Il est également utile de marquer symboliquement votre départ, pour vous comme pour les autres. Moment parfois redouté, le pot de départ a pourtant une valeur importante, qui clôt symboliquement ce temps passé ensemble. Libre à vous d’organiser ce pot de départ pour qu’il vous ressemble (dans le respect des mesures sanitaires bien sûr), en y conviant les personnes importantes pour vous et en choisissant, si possible, le cadre et le moment qui vous vont bien. Et si vous vous dites que vous le ferez plus tard, dans les semaines suivant votre départ : attention, de notre expérience, une fois que l’on est « hors des murs », on le fait rarement. Par ailleurs, si l’organisation de ce moment vous stresse, déléguez ! Transmettez à un.e collègue de confiance la liste des personnes que vous aimeriez voir présentes, et laissez vos collègues s’en charger pour vous. N’hésitez pas à doubler ce moment par un dîner plus intimiste avec vos collègues préférés, et prévoyez le maintien du lien avec eux sur le long terme : leur rendre visite dans l’entreprise, boire un café à telle ou telle régularité, s’appeler pour prendre des nouvelles, etc.

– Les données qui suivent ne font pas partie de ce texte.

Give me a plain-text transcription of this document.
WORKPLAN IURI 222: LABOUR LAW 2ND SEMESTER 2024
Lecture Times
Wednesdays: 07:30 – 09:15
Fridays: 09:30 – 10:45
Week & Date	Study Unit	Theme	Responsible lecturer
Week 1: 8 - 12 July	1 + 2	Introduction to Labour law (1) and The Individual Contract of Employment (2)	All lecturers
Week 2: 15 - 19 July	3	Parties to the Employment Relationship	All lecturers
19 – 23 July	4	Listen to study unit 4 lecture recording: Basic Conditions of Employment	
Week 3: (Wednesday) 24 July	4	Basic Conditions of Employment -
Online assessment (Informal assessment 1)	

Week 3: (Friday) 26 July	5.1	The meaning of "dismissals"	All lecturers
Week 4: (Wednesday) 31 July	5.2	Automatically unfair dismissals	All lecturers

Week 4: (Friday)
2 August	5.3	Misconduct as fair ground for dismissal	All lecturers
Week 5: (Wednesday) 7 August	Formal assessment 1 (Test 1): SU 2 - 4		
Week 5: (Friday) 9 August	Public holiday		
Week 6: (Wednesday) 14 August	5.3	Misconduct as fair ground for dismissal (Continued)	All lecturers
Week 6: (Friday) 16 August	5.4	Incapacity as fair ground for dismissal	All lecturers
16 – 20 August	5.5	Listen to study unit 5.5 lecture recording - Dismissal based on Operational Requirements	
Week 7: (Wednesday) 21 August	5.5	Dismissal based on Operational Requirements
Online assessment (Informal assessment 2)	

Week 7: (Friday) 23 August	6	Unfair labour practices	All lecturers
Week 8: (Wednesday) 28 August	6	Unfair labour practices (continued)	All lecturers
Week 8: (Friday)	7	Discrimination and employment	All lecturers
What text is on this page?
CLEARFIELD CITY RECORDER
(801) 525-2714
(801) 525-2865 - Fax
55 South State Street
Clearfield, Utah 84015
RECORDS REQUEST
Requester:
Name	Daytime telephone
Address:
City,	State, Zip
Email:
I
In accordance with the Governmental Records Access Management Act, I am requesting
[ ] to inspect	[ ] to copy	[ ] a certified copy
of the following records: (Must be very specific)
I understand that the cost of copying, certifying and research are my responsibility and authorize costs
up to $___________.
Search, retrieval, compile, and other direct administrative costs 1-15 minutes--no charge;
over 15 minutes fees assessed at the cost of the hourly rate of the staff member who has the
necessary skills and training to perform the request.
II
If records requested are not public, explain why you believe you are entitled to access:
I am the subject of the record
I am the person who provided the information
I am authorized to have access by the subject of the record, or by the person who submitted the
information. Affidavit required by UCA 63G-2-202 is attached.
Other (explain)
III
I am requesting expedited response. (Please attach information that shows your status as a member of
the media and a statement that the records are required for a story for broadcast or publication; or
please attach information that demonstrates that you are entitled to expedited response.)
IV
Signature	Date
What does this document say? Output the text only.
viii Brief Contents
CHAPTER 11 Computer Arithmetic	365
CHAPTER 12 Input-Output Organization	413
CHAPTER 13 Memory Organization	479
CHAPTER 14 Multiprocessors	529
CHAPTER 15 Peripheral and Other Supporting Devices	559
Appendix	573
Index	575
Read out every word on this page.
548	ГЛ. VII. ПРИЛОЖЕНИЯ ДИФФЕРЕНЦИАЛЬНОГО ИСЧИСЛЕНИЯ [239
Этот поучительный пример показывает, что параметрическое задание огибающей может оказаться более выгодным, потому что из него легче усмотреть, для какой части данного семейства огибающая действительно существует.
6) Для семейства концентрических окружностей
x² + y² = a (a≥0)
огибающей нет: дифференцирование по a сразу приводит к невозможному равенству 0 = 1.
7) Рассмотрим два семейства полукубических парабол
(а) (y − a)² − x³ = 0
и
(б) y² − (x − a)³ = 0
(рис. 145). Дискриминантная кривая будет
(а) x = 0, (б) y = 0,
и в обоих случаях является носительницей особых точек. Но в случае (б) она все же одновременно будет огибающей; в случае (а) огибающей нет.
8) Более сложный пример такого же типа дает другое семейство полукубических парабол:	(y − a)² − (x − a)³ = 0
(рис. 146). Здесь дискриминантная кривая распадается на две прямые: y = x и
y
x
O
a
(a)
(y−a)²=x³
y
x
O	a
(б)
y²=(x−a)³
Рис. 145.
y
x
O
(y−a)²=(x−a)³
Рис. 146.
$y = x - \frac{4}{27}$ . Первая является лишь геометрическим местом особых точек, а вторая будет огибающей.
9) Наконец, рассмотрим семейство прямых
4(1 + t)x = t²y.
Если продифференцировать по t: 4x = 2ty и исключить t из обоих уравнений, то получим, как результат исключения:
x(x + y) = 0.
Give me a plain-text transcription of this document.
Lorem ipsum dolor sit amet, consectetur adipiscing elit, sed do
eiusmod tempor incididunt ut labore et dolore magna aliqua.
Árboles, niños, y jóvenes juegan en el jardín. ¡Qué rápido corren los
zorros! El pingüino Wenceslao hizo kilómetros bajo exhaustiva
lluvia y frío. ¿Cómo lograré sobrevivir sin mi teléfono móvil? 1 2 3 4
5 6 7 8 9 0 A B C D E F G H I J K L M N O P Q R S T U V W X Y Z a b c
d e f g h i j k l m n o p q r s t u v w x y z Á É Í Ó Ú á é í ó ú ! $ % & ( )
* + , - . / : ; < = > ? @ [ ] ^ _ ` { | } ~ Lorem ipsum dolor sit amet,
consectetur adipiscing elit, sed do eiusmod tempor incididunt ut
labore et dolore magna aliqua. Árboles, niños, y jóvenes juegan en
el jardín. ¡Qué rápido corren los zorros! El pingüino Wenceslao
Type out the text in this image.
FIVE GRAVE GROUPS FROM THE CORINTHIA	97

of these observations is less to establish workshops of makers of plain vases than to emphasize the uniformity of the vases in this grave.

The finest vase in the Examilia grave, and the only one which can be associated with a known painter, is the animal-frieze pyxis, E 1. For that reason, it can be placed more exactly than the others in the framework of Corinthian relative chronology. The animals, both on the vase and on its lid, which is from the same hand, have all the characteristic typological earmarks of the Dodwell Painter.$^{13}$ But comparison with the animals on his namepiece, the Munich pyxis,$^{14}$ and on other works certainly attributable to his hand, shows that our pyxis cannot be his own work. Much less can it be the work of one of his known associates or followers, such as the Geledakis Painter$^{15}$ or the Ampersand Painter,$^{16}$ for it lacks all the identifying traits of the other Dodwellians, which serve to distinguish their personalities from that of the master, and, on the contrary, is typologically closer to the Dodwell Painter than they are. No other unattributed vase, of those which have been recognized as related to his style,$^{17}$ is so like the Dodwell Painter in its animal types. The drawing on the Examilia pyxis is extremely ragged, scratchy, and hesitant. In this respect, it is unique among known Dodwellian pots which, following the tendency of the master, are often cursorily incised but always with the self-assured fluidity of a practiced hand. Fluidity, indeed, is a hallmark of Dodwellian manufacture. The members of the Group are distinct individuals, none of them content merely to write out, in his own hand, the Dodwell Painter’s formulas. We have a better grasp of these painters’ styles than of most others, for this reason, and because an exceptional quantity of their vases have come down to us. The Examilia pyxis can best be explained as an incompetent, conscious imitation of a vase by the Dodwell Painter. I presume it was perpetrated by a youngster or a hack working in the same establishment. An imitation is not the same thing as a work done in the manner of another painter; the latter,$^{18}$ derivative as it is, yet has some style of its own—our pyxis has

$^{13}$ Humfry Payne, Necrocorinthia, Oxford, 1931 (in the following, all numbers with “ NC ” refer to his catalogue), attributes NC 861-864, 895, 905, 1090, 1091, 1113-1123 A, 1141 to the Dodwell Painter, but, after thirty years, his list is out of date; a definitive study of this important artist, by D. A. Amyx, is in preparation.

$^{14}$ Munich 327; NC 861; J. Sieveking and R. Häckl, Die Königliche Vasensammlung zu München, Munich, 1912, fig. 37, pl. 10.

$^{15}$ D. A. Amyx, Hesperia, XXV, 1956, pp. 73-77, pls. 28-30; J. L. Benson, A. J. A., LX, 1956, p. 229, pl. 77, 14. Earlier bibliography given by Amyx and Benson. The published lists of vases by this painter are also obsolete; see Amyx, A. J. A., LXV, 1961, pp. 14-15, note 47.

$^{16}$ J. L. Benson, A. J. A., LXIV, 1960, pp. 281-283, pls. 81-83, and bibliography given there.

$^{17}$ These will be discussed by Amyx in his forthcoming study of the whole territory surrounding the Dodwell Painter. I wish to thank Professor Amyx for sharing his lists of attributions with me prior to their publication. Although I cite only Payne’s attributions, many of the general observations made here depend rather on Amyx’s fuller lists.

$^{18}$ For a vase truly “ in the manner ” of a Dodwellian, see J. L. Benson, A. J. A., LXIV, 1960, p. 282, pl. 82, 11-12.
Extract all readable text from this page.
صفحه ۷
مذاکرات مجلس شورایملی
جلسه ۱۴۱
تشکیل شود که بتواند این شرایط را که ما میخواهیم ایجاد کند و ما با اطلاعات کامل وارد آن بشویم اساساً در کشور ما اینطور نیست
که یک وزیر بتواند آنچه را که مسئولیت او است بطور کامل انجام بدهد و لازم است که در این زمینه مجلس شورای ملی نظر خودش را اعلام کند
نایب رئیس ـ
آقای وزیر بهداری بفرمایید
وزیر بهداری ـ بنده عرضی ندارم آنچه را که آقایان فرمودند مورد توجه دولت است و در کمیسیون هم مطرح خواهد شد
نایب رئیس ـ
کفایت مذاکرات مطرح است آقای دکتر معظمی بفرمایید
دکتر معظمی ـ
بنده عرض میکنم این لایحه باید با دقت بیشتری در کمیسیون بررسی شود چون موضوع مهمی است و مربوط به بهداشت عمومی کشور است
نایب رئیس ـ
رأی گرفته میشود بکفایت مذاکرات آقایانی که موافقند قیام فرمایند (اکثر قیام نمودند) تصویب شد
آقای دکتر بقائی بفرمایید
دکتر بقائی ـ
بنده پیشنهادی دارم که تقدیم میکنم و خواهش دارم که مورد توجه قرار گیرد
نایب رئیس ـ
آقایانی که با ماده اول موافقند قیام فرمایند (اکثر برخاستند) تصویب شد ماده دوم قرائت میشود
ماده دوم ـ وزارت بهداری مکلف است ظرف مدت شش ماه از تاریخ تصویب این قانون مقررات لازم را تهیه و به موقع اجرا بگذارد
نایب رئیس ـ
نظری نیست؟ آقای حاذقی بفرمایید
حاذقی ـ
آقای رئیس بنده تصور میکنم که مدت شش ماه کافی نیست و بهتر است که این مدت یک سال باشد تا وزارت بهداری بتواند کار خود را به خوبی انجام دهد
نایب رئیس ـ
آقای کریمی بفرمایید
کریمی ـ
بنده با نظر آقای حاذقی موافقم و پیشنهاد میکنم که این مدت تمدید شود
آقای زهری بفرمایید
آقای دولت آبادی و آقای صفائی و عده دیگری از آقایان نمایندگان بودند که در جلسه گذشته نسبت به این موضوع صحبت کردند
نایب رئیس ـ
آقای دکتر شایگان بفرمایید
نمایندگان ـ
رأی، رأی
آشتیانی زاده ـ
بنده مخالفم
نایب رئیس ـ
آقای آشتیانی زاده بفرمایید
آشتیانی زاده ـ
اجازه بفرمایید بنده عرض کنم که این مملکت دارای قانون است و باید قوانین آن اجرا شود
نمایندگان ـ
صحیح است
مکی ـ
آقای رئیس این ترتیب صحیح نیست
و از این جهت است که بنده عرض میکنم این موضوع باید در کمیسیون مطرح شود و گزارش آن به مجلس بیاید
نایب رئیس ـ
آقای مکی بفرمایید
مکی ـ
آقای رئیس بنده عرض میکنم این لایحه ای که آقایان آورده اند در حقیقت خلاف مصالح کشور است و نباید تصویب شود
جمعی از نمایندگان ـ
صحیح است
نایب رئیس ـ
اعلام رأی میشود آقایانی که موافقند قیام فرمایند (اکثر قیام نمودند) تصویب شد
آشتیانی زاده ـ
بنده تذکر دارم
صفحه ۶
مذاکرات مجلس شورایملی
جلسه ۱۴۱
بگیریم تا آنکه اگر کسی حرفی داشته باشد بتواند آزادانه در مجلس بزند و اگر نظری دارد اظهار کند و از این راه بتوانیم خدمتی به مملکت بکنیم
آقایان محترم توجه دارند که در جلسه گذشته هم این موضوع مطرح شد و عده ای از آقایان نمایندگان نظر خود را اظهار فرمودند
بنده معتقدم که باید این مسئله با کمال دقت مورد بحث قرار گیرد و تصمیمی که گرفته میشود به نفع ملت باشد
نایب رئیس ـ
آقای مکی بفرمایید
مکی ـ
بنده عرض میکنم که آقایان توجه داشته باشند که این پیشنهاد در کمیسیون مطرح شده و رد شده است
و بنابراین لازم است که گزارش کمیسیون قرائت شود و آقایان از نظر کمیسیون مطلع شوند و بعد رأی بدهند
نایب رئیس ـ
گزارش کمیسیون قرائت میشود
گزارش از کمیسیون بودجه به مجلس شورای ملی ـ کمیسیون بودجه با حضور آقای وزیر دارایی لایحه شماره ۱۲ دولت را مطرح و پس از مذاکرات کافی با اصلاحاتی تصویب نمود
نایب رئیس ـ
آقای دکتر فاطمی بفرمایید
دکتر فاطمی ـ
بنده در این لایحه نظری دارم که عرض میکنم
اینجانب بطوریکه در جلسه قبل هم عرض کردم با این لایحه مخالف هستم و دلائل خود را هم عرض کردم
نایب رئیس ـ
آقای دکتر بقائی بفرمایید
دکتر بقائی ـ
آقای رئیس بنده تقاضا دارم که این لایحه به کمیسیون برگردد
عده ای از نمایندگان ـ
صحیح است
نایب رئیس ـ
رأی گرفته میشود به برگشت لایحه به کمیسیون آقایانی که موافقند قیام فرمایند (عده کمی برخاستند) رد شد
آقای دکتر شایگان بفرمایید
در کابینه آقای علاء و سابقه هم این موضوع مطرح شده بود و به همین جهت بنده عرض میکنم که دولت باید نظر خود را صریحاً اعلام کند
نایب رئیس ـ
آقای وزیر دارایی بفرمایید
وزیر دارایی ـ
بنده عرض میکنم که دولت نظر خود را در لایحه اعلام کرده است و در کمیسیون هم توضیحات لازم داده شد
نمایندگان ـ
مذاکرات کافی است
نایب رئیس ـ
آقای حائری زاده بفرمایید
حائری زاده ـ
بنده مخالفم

Enfin, marquez le coup avec vos proches : fêtez cette sortie (par exemple au restaurant dès que cela sera de nouveau possible !). Là encore, cela vous permettra d’ancrer encore un peu plus le fait qu’une page se tourne. Vivre pleinement cette expérience, y compris émotionnelle, va vous permettre de passer sereinement cette étape.

Clé n°4 : Encaisser le choc quand le départ est subi

Se « faire sortir » d’une entreprise, a fortiori lorsqu’on y a passé de nombreuses années, est toujours vécu violemment, et l’actualité est malheureusement remplie de ce type de départs avec la crise que nous traversons. La violence de l’annonce parfois, la surprise, l’abattement, l’incompréhension souvent, rendent le départ particulièrement difficile. L’annonce aux proches peut être délicate. Et les dernières semaines très difficiles à vivre. Si c’est votre cas, sachez que toutes les personnes qui sont passées par là ont traversé les mêmes remous et sentiments que vous. C’est extrêmement difficile de voir se clore des années d’investissement dans une entreprise par un départ subi, qu’il soit individuel ou collectif. Dans ce cas, le soutien des proches est essentiel. C’est lui qui va vous faire tenir suite à l’annonce, et vous donner la force d’aller au bout de cette relation avec votre entreprise et du processus administratif, quel qu’il soit. N’hésitez donc pas à en parler autour de vous à des personnes de confiance, vous serez surpris du nombre de personnes de votre entourage ayant déjà traversé cela, et du soutien et des conseils que vous trouverez auprès d’elles.

A l’annonce de votre départ, vous allez très certainement vivre une tempête émotionnelle (colère, frustration, peur, dégoût), qu’il est important de ne pas réprimer. C’est normal de ressentir toutes ces émotions les unes après les autres. Ecoutez-les et exprimez les, elles ont une grande utilité.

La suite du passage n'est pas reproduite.